У Эмми сердце замерло, пока Филиппъ говорилъ это. Онъ какъ будто не замѣчалъ, что лицо Гэя страшно измѣнилось. Онъ кусалъ себѣ губы, блѣднѣлъ, глаза его горѣли и наконецъ, не выдержавъ болье, онъ произнесъ дрожащимъ отъ бѣшенства голосомъ: Совѣтую не шутить этимъ! и затѣмъ бросился вонъ изъ комнаты.
— Это что значитъ? сказалъ мистеръ Эдмонстонъ, вздрогнувъ: онъ мирно вздремнулъ подъ шумокъ.

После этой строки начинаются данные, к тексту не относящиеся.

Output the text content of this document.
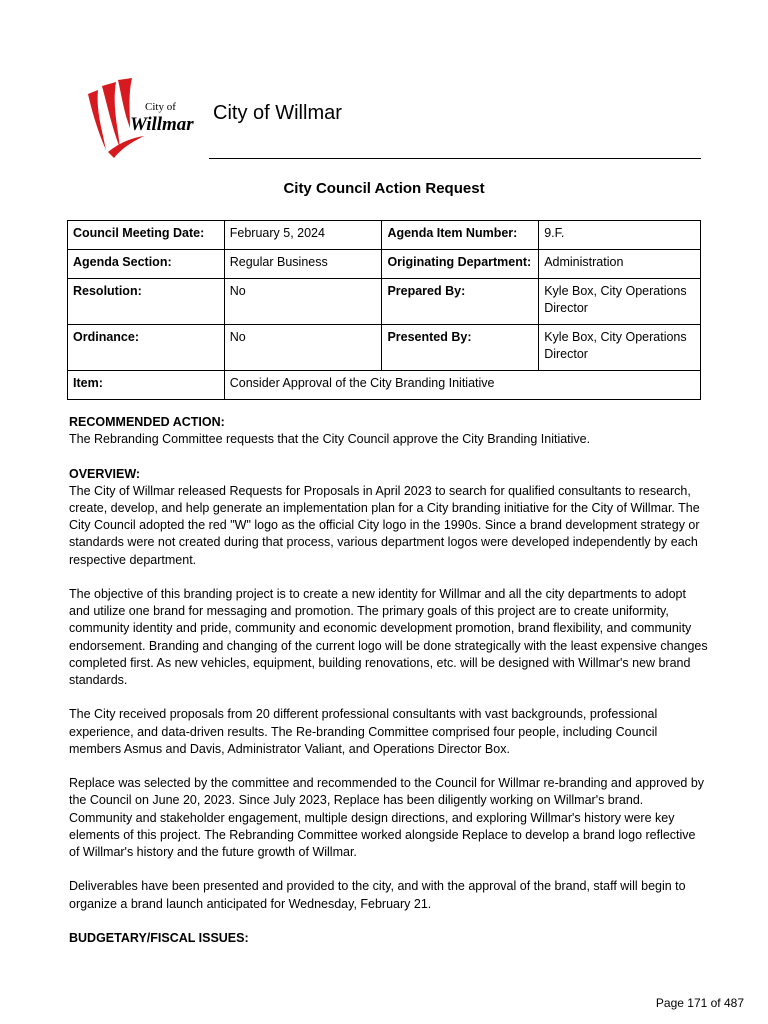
City of
Willmar
City of Willmar
City Council Action Request
Council Meeting Date:	February 5, 2024	Agenda Item Number:	9.F.
Agenda Section:	Regular Business	Originating Department:	Administration
Resolution:	No	Prepared By:	Kyle Box, City Operations Director
Ordinance:	No	Presented By:	Kyle Box, City Operations Director
Item:	Consider Approval of the City Branding Initiative		
RECOMMENDED ACTION:

The Rebranding Committee requests that the City Council approve the City Branding Initiative.

OVERVIEW:

The City of Willmar released Requests for Proposals in April 2023 to search for qualified consultants to research, create, develop, and help generate an implementation plan for a City branding initiative for the City of Willmar. The City Council adopted the red "W" logo as the official City logo in the 1990s. Since a brand development strategy or standards were not created during that process, various department logos were developed independently by each respective department.

The objective of this branding project is to create a new identity for Willmar and all the city departments to adopt and utilize one brand for messaging and promotion. The primary goals of this project are to create uniformity, community identity and pride, community and economic development promotion, brand flexibility, and community endorsement. Branding and changing of the current logo will be done strategically with the least expensive changes completed first. As new vehicles, equipment, building renovations, etc. will be designed with Willmar's new brand standards.

The City received proposals from 20 different professional consultants with vast backgrounds, professional experience, and data-driven results. The Re-branding Committee comprised four people, including Council members Asmus and Davis, Administrator Valiant, and Operations Director Box.

Replace was selected by the committee and recommended to the Council for Willmar re-branding and approved by the Council on June 20, 2023. Since July 2023, Replace has been diligently working on Willmar's brand. Community and stakeholder engagement, multiple design directions, and exploring Willmar's history were key elements of this project. The Rebranding Committee worked alongside Replace to develop a brand logo reflective of Willmar's history and the future growth of Willmar.

Deliverables have been presented and provided to the city, and with the approval of the brand, staff will begin to organize a brand launch anticipated for Wednesday, February 21.

BUDGETARY/FISCAL ISSUES:
Page 171 of 487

Жена его тревожно оглянулась, не промолвила ни слова и опять принялась за чтеніе. Въ это время Филиппъ рѣзко отвѣтилъ:- Ничего оообеннаго, дядя.
— Ахъ, Филиппъ! что это вы надѣлали? съ укоромъ замѣтила Лора.

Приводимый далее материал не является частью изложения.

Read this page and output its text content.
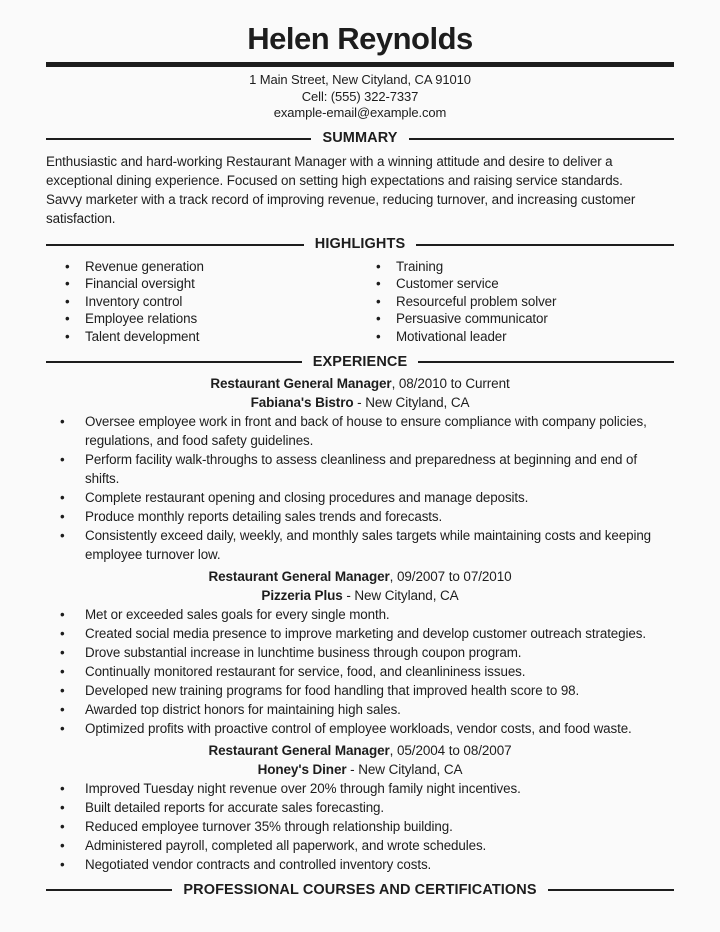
Helen Reynolds
1 Main Street, New Cityland, CA 91010
Cell: (555) 322-7337
example-email@example.com
SUMMARY
Enthusiastic and hard-working Restaurant Manager with a winning attitude and desire to deliver a exceptional dining experience. Focused on setting high expectations and raising service standards. Savvy marketer with a track record of improving revenue, reducing turnover, and increasing customer satisfaction.
HIGHLIGHTS
•
Revenue generation
•
Financial oversight
•
Inventory control
•
Employee relations
•
Talent development
•
Training
•
Customer service
•
Resourceful problem solver
•
Persuasive communicator
•
Motivational leader
EXPERIENCE
Restaurant General Manager, 08/2010 to Current
Fabiana's Bistro - New Cityland, CA
•
Oversee employee work in front and back of house to ensure compliance with company policies, regulations, and food safety guidelines.
•
Perform facility walk-throughs to assess cleanliness and preparedness at beginning and end of shifts.
•
Complete restaurant opening and closing procedures and manage deposits.
•
Produce monthly reports detailing sales trends and forecasts.
•
Consistently exceed daily, weekly, and monthly sales targets while maintaining costs and keeping employee turnover low.
Restaurant General Manager, 09/2007 to 07/2010
Pizzeria Plus - New Cityland, CA
•
Met or exceeded sales goals for every single month.
•
Created social media presence to improve marketing and develop customer outreach strategies.
•
Drove substantial increase in lunchtime business through coupon program.
•
Continually monitored restaurant for service, food, and cleanlininess issues.
•
Developed new training programs for food handling that improved health score to 98.
•
Awarded top district honors for maintaining high sales.
•
Optimized profits with proactive control of employee workloads, vendor costs, and food waste.
Restaurant General Manager, 05/2004 to 08/2007
Honey's Diner - New Cityland, CA
•
Improved Tuesday night revenue over 20% through family night incentives.
•
Built detailed reports for accurate sales forecasting.
•
Reduced employee turnover 35% through relationship building.
•
Administered payroll, completed all paperwork, and wrote schedules.
•
Negotiated vendor contracts and controlled inventory costs.
PROFESSIONAL COURSES AND CERTIFICATIONS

— Я увѣрена, что онъ самъ видѣлъ привидѣніе! шептала вся встревоженная Эмми.
— Не надо было употреблять слова прикрасы, — продолжала старшая сестра:- онъ вспомнилъ преувеличенный свой разсказъ о сигарахъ и вообразилъ, что Филиппъ попрекнулъ его имъ. Право, Филиппъ, надо съ нимъ говорить осторожнѣе.
— Я всегда остороженъ, — отвѣчалъ тотъ съ живостію:- нельзя же и потакать во всемъ Гэю. Кто его знаетъ, гдѣ у него чувствительныя струны?
— Онъ очень впечатлителенъ, — сказала Лора:- не даромъ ему такъ музыка далась. Посмотрите, какое вліяніе на него имѣетъ хорошая погода, красивый видъ; послушайте, какъ онъ читаетъ. Чарльзъ увѣряетъ, что, глядя на выраженіе его лица, можно узнать о содержаніи книги.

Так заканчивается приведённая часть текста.